1. ## Integration help

Hi i need to integrate this function:

I can do the first bit as $\displaystyle x^0.5 goes to 2/3x^3/2$

Im really stuck on the second $\displaystyle 6/x^3$. I need to somehow convert that into a form where i can integrate it. ie, not a fraction. Any suggestions?

2. Originally Posted by nugiboy
Hi i need to integrate this function:

I can do the first bit as $\displaystyle x^0.5 goes to 2/3x^3/2$

Im really stuck on the second $\displaystyle 6/x^3$. I need to somehow convert that into a form where i can integrate it. ie, not a fraction. Any suggestions?
write it as $\displaystyle 6x^{-3}$

now what?

and if your power has more than one character, you must keep them in {} brackets, that is, type x^{0.5} and x^{3/2} as opposed to what you typed. also, you should be aware that LaTeX removes spaces, so that's why what you typed looked so messy. use ~ to insert spaces, or type your text messages in a \text {} or \mbox {}

3. (2/3)*x^(3/2) + (-1/2)*6*(x^(-2)) = (2/3)*x^(3/2) -3*(x^(-2))

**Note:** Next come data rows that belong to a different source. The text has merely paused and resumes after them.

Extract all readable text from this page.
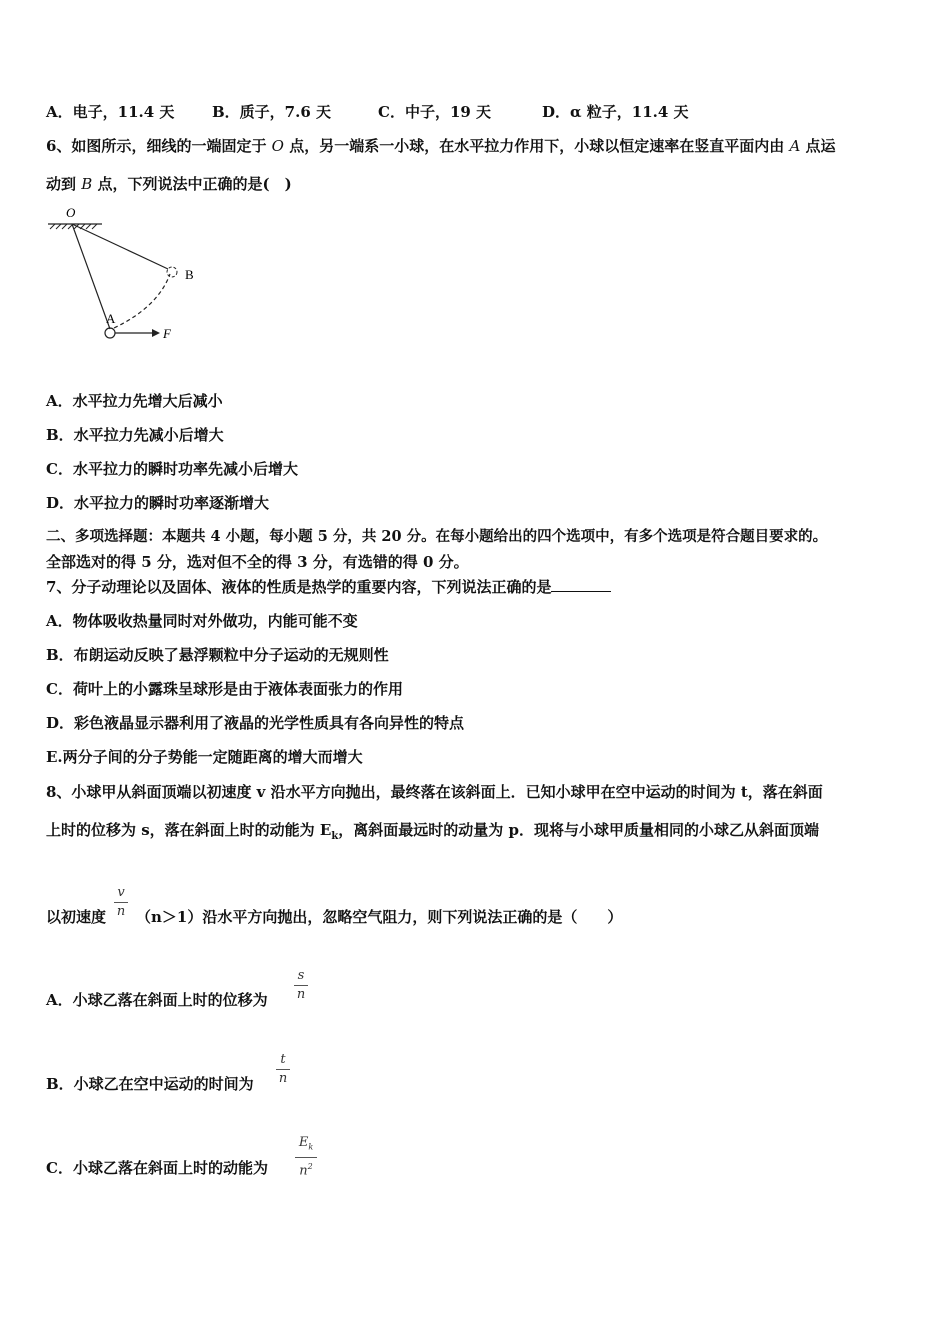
A．电子，11.4 天	B．质子，7.6 天	C．中子，19 天	D．α 粒子，11.4 天
6、如图所示，细线的一端固定于 O 点，另一端系一小球，在水平拉力作用下，小球以恒定速率在竖直平面内由 A 点运
动到 B 点，下列说法中正确的是(　)
O
B
A
F
A．水平拉力先增大后减小
B．水平拉力先减小后增大
C．水平拉力的瞬时功率先减小后增大
D．水平拉力的瞬时功率逐渐增大
二、多项选择题：本题共 4 小题，每小题 5 分，共 20 分。在每小题给出的四个选项中，有多个选项是符合题目要求的。
全部选对的得 5 分，选对但不全的得 3 分，有选错的得 0 分。
7、分子动理论以及固体、液体的性质是热学的重要内容，下列说法正确的是
A．物体吸收热量同时对外做功，内能可能不变
B．布朗运动反映了悬浮颗粒中分子运动的无规则性
C．荷叶上的小露珠呈球形是由于液体表面张力的作用
D．彩色液晶显示器利用了液晶的光学性质具有各向异性的特点
E.两分子间的分子势能一定随距离的增大而增大
8、小球甲从斜面顶端以初速度 v 沿水平方向抛出，最终落在该斜面上．已知小球甲在空中运动的时间为 t，落在斜面
上时的位移为 s，落在斜面上时的动能为 $E_k$，离斜面最远时的动量为 p．现将与小球甲质量相同的小球乙从斜面顶端
以初速度 （n＞1）沿水平方向抛出，忽略空气阻力，则下列说法正确的是（　　）
v
n
A．小球乙落在斜面上时的位移为
s
n
B．小球乙在空中运动的时间为
t
n
C．小球乙落在斜面上时的动能为
$E_k$
$n^2$
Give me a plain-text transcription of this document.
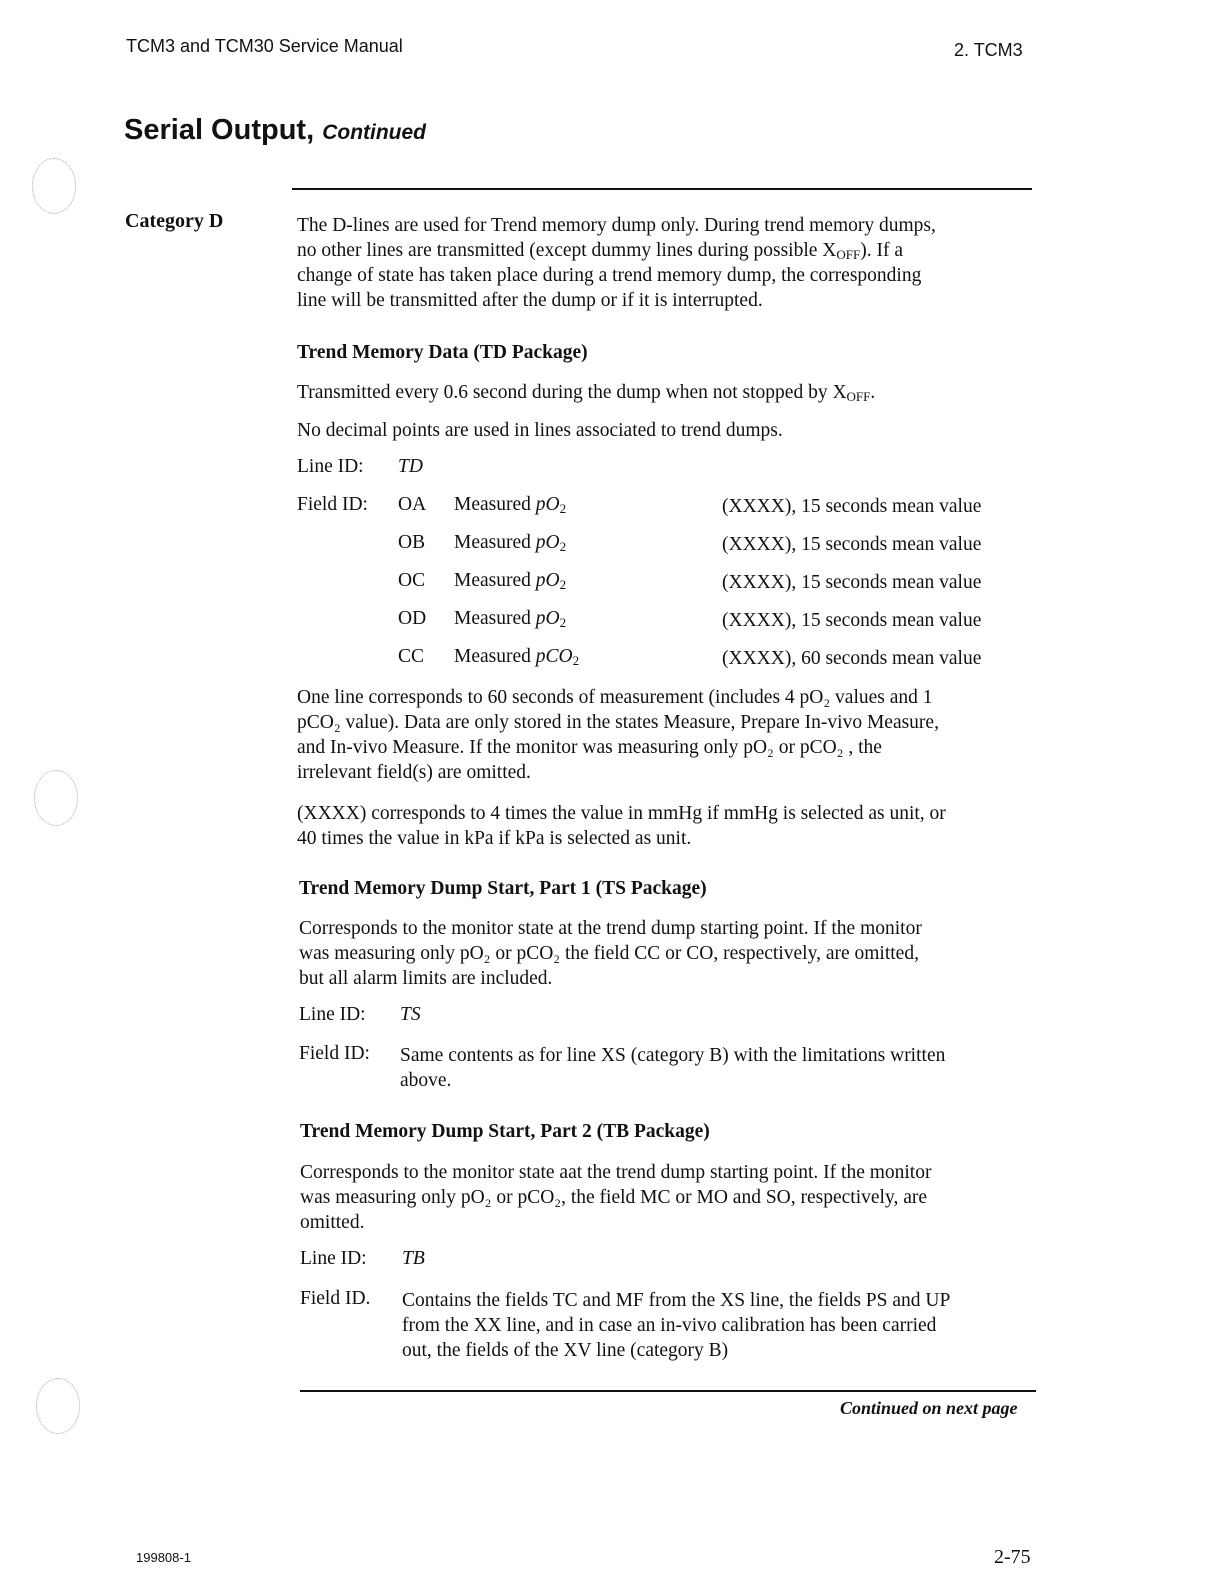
TCM3 and TCM30 Service Manual	2. TCM3
Serial Output, Continued
Category D	The D-lines are used for Trend memory dump only. During trend memory dumps,
no other lines are transmitted (except dummy lines during possible $X_{OFF}$). If a
change of state has taken place during a trend memory dump, the corresponding
line will be transmitted after the dump or if it is interrupted.
Trend Memory Data (TD Package)
Transmitted every 0.6 second during the dump when not stopped by $X_{OFF}$.
No decimal points are used in lines associated to trend dumps.
Line ID: TD
Field ID: OA Measured $pO_2$	(XXXX), 15 seconds mean value
OB Measured $pO_2$	(XXXX), 15 seconds mean value
OC Measured $pO_2$	(XXXX), 15 seconds mean value
OD Measured $pO_2$	(XXXX), 15 seconds mean value
CC Measured pCO$_2$	(XXXX), 60 seconds mean value
One line corresponds to 60 seconds of measurement (includes 4 pO₂ values and 1
pCO₂ value). Data are only stored in the states Measure, Prepare In-vivo Measure,
and In-vivo Measure. If the monitor was measuring only pO₂ or pCO₂ , the
irrelevant field(s) are omitted.
(XXXX) corresponds to 4 times the value in mmHg if mmHg is selected as unit, or
40 times the value in kPa if kPa is selected as unit.
Trend Memory Dump Start, Part 1 (TS Package)
Corresponds to the monitor state at the trend dump starting point. If the monitor
was measuring only pO₂ or pCO₂ the field CC or CO, respectively, are omitted,
but all alarm limits are included.
Line ID: TS
Field ID: Same contents as for line XS (category B) with the limitations written
above.
Trend Memory Dump Start, Part 2 (TB Package)
Corresponds to the monitor state aat the trend dump starting point. If the monitor
was measuring only pO₂ or pCO₂, the field MC or MO and SO, respectively, are
omitted.
Line ID: TB
Field ID. Contains the fields TC and MF from the XS line, the fields PS and UP
from the XX line, and in case an in-vivo calibration has been carried
out, the fields of the XV line (category B)
Continued on next page
199808-1	2-75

4. Originally Posted by Jhevon
write it as $\displaystyle 6x^{-3}$

now what?

and if your power has more than one character, you must keep them in {} brackets, that is, type x^{0.5} and x^{3/2} as opposed to what you typed. also, you should be aware that LaTeX removes spaces, so that's why what you typed looked so messy. use ~ to insert spaces, or type your text messages in a \text {} or \mbox {}

Hi thanks for the reply and the help on the Latex.

Wouldn't $\displaystyle 6x^{-3}$ be $\displaystyle 1/{6x^3}$? Which is different to $\displaystyle 6/{x^3}$

5. Originally Posted by nugiboy
Hi thanks for the reply and the help on the Latex.

Wouldn't $\displaystyle 6x^{-3}$ be $\displaystyle 1/{6x^3}$? Which is different to $\displaystyle 6/{x^3}$
no. that would be $\displaystyle \frac 16x^{-3} = \frac 1{6x^3}$, the -3 power only applies to the x, the 6 has nothing to do with it.

6. Originally Posted by Jhevon
no. that would be $\displaystyle \frac 16x^{-3} = \frac 1{6x^3}$, the -3 power only applies to the x, the 6 has nothing to do with it.
Ohhhh right. Thanks it all makes sense now!